What is Data from Business Intelligence prespective?
Every newbie in the Business Intelligence domain has these questions, What is Data? Why everything revolves around Data? What is the importance of Data?
The key to understand Business Intelligence is through understanding data. The first thing you should know is anything can be data. It can be a document or any comment posted on social media or any video even movement of your cursor can also be stored as data. Data is a value or information about any entity that has various forms, can be stored and used to get an insightful picture of the entity.
We are in a digital world today where people are more connected to each other through phones and computers. Everything we type or record or hover is the source of data nowadays. Once the data is captured then we try to understand it with various processes and tools. When we understand it we notice the different insights of the entity which lead us to make better future decisions. Humans make decisions on facts and experience and machines can do the same with data. Hence data is important!
Data is majorly categorised into two types Relational data and Non-Relational data. Relational data are also called Structured data. Stored in the form of rows and columns called tables, easy to store, understand and manage relations. To manage this type of data we require a query language SQL(Structured Query Language). Non- Relational data has different shapes and sizes of data that cannot be stored in a specific format. It is also called Non-Structured data. The data comes in all different shapes and sizes. Example of data is Videos, audios and documents.
After knowing what is data now we need to know where we should store it, the answer is Database! Since all of the data cannot be stored in one single database, we have different types of database. For storing relational data we have a Relational database for Non-Relational data we have a Non-Relational database. Four crucial properties define the relational database transaction: Atomicity, Consistency, Isolation and Durability we refer to it as ACID properties of Relational database. Examples of a relational database are Microsoft SQL Server, MySQL, PostgresSQL etc. A non-relational database does not use the tabular schema of rows and columns like a relational database. Rather, its storage mode is optimized for the type of data it's storing. Example of the non-relational database is MongoDB, Redis etc.

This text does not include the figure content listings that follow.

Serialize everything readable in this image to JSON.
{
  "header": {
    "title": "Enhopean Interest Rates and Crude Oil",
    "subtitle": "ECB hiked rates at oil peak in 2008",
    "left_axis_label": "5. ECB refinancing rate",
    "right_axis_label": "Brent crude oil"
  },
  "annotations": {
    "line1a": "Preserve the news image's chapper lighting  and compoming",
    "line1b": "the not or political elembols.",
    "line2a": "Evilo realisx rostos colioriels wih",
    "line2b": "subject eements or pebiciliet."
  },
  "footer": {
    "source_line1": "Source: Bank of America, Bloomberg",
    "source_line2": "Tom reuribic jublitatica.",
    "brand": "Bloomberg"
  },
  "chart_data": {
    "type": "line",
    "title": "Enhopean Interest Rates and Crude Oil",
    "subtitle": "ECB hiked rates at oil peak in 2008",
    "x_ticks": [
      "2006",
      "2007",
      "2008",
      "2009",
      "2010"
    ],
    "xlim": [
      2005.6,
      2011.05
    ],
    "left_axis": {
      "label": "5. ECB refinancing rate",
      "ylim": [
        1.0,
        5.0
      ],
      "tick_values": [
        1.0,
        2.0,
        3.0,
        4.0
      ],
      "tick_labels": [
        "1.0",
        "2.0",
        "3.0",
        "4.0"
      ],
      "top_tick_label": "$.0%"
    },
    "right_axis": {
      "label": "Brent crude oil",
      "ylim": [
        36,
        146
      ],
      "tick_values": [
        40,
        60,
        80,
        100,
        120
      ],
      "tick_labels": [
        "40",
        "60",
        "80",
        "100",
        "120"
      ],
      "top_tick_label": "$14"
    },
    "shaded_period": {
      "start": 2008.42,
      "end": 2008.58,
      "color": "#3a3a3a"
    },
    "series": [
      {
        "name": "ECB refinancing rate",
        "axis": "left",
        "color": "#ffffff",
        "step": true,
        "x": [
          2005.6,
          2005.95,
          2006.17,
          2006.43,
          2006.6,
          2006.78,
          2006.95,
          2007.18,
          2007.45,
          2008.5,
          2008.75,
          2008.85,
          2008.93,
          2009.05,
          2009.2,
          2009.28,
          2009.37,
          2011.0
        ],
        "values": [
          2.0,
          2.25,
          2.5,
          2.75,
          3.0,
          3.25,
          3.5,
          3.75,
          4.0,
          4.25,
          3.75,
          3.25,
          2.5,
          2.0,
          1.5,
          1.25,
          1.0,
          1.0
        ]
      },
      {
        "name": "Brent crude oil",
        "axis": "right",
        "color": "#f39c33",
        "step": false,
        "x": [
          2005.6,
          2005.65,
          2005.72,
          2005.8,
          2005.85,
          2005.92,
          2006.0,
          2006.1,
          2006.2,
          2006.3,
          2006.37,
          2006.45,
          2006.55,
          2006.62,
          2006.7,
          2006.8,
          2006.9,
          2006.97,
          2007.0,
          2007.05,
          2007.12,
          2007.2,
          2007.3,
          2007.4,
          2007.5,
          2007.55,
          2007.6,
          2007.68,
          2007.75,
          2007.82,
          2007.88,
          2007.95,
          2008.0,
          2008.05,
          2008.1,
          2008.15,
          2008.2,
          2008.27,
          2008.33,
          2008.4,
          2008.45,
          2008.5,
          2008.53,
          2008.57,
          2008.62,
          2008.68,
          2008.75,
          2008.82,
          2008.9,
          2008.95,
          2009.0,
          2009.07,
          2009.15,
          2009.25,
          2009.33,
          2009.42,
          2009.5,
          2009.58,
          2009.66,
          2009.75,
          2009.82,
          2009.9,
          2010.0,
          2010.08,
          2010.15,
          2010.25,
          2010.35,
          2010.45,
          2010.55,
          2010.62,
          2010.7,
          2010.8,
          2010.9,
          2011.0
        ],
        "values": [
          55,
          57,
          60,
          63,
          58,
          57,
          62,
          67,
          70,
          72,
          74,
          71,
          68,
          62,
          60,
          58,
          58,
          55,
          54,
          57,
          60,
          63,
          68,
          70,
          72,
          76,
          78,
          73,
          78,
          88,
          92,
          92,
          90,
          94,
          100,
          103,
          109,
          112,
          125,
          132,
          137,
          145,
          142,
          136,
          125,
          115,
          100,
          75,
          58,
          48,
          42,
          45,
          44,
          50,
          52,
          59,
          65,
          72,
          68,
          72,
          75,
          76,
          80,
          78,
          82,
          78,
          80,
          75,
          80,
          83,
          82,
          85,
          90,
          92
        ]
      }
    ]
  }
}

How to handle different form of incoming data? In technical term, categories of data are called Data type. The other important aspect is the size of the data. For example, for a relational database based on these two factors, there are different data types available below that are mostly used once:
- Int - small numeric values from -2,147,483,648 to 2,147,483,647.
- Decimal - Numeric values with a large decimal point from -10^38 +1 to 10^38 -1.
- Char - Maximum length of 8,000 characters. ( Fixed length non-Unicode characters).
- Varchar - Maximum of 8,000 characters. (Variable-length non-Unicode data).
- Nvarchar - Maximum length of 4,000 alpha characters.(Variable-length Unicode).
- Text - Variable-length non-Unicode data with a maximum length of 2,147,483,647 characters.
- Float - Numeric values with large decimal point from -1.79E + 308 to 1.79E + 308.
- Boolean - True or False values.
- Date -Stores a date like June 30, 1991
- Time - Stores a time of the day like 12:30 P.M.